私にも何人かイスラエルで尊敬する人がいます。たとえば、あなたが書いているTikvaのような人。難民の味わった悲劇の道義的な側面に完全に没入し、そのことが、平和の達成にどのような影響をもたらすかについては必ずしも顧慮しない。私自身にとって道義的な展望は、なによりも平和が一番の目標となるべきで、それ以上のものはないのです。
1948年の戦争は、本当にひどい人間的悲劇でした。戦い合う両者が、それぞれの生き残りを賭けた戦いと信じ、彼らの全生命が秤にかけられていると思っていました。当時はまだその言葉は一般に使われていませんでしたが、「民族浄化」が両者によって行われていたことは、忘れられがちなのです。イスラエル側は、大きな地域を占領しました。そのため、より深刻な難民問題を生みだしました。一方パレスチナ側は、比較的小さなユダヤ人地域しか攻め取ることができませんでした。たとえば、エルサレムの旧市街やベツレヘム南部にあるEtzion入植地。これらからは一人残らずユダヤ人が逃亡しました。
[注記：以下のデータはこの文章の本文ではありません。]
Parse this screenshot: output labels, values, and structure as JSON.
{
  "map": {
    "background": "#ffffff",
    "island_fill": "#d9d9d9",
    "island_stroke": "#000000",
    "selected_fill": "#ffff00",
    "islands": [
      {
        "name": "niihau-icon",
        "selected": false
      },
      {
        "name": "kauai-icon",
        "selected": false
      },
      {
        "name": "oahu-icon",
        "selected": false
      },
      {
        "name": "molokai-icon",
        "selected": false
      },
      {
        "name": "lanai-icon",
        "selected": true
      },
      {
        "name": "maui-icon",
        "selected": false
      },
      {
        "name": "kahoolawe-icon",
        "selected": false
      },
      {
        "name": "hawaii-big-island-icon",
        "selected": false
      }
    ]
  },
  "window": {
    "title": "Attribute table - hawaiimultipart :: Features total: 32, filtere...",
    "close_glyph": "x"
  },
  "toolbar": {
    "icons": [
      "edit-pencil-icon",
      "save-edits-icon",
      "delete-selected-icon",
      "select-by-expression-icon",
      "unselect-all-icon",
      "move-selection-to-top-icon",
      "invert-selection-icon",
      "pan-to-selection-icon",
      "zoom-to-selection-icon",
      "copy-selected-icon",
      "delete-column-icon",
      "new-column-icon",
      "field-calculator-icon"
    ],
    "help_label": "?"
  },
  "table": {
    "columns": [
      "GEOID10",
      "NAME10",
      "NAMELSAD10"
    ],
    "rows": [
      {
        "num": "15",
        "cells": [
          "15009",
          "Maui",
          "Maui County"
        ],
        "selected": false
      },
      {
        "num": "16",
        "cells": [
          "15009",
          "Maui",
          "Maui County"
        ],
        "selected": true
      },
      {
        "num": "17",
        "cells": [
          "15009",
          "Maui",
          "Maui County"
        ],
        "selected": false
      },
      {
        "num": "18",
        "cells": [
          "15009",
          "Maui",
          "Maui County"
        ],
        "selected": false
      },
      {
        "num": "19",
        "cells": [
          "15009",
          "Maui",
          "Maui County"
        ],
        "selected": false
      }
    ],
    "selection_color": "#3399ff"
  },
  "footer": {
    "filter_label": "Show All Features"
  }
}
最近のボスニア戦争のように、戦争には民族戦争の性格が伴います。紛争の両者が、互いの領地のできるだけ多くをぶんどり、相手側の住民をそこから「空っぽ」にする。
目撃証人であるとともに、参加者でもあった私は、難民問題の起源は非常に複雑であると思っています。48年戦争の最初の数か月間は、アラブ人の村への襲撃は、純然たる軍事的な要請によるものでした。その時期、私たちイスラエル人は、いわば「より弱い側」だったのです。数度にわたる非常に残酷な戦闘の後、戦いの歯車は私たちに都合よく回るようになり、シオニスト指導部は意図的にアラブ人の放逐に乗り出します。
しかし、真の問いは、なぜ戦争が終わっても、75万人のパレスチナ人は帰還を許されなかったのかということです。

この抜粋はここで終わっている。